De toutes ces études politiques et sociales, une conclusion générale se dégage sur l’état actuel et sur le probable état futur du monde moderne. Ces vues d’ensemble, M. Faguet les a exposées dans un très bel et très suggestif article qu’il a intitulé : Qu’est-ce que sera le XXe siècle ? et que je me reprocherais de résumer. J’en détacherai seulement cette page, qui est non pas seulement d’un « moraliste politique, » mais d’un poète :


De tout cela résulte un monde triste, énergique, dur, sombre, qui se sent mal à l’aise, et qui, vaguement, se sent coupable ; un monde surtout qui va trop vite, qui passe trop rapidement d’inventions en inventions nouvelles, d’état social en nouvel état social, d’état international en état international nouveau, et qui s’use comme une machine puissante lancée imprudemment à fond de train. De là ce phénomène curieux que l’on peut appeler l’instabilité morale. Le monde actuel n’est pas immoral ; il cherche une morale, en trouve dix, et n’en choisit aucune. Il hésite et vacille sur le sable mouvant d’une conscience incertaine.
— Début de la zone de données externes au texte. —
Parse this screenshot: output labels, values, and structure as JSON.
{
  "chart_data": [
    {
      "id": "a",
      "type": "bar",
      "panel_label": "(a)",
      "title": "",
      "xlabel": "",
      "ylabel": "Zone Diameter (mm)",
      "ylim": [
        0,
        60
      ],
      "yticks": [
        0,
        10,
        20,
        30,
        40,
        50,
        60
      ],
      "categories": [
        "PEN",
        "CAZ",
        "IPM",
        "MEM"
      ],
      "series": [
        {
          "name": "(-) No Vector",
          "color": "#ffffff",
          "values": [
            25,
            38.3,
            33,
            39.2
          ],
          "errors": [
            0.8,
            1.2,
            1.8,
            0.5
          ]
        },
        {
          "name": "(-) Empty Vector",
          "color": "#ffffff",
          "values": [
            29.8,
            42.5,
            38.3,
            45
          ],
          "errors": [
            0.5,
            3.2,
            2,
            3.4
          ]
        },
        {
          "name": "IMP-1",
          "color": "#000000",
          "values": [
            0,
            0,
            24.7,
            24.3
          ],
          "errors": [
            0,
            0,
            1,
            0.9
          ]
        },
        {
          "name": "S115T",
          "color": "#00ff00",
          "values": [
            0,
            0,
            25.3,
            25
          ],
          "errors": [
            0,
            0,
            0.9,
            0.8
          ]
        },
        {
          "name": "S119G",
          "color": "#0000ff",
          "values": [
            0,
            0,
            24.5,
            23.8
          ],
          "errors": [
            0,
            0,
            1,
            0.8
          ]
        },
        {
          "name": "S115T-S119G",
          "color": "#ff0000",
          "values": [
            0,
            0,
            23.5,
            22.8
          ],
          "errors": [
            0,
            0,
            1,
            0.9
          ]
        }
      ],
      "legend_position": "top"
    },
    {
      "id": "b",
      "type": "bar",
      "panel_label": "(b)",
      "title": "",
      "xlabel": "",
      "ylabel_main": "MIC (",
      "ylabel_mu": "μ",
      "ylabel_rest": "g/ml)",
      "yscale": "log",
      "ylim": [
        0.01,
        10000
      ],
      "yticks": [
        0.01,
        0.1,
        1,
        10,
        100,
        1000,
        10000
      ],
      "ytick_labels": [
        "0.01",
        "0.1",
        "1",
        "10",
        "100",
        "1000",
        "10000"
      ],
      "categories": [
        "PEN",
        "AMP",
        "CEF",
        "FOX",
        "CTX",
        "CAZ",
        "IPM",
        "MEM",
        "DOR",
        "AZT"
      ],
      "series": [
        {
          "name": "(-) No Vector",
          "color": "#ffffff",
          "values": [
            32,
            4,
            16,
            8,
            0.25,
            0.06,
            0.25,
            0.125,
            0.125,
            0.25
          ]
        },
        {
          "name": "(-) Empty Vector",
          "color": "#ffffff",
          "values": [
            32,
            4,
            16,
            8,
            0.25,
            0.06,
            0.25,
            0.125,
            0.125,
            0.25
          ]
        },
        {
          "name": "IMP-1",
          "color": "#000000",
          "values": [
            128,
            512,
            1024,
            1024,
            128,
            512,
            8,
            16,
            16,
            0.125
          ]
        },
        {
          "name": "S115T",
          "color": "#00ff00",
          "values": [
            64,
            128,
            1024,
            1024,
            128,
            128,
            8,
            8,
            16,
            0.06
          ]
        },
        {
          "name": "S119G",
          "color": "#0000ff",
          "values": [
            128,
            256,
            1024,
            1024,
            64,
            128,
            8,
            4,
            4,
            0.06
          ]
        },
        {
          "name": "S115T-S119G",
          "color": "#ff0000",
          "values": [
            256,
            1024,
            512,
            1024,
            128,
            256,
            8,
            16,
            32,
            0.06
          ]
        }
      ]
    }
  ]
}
Il n’a plus de base solide. Les progrès du désespoir viennent de là et semblent en raison directe du progrès matériel…

Le monde moderne est à la fois laborieux, ardent, et intimement désenchanté, comme s’il était un fakir oisif, épris du Nirvana. Il se bat éperdument, et tout en combattant, non pas en mourant, comme le héros antique, mais les jambes tendues et le bras levé, il rêve du repos perdu et du calme du cœur, dulces reminiscitur Argos. Somme toute, il est inquiet. Comme le train sans mécanicien d’un roman de Zola, il roule follement, avec un bruit de ferrailles froissées, des rumeurs de vapeur haletante, des chansons de guerre, des chansons d’amour, des cris de dispute, des discussions railleuses, des projets de conquêtes, des remarques sur les paysages, quelques mots de prière dans un coin écarté, en se demandant un peu où décidément il peut bien aller et s’il a été bien aiguillé.


Je donnerais bien des articles, et même des livres, pour avoir écrit cette page.

Et cependant, à cette philosophie politique et sociale, pour être complète et « remplir tous nos besoins, » comme disait Pascal, il manque encore quelque chose. Rappelons-nous : « J’appelle de mes vœux un grand penseur, ou plusieurs quise posent toujours en même temps le problème moral et le problème politique et s’efforcent sans cesse d’éclaircir l’un aux lumières de l’autre. » C’est M. Faguet qui parlait ainsi lui-même. Or, s’il est vrai, comme il le disait encore, que « toutes les questions politiques sont au fond une question morale, » il n’est pas moins

  1. Publié en 1907, le livre avait, en 1908, atteint le huitième mille.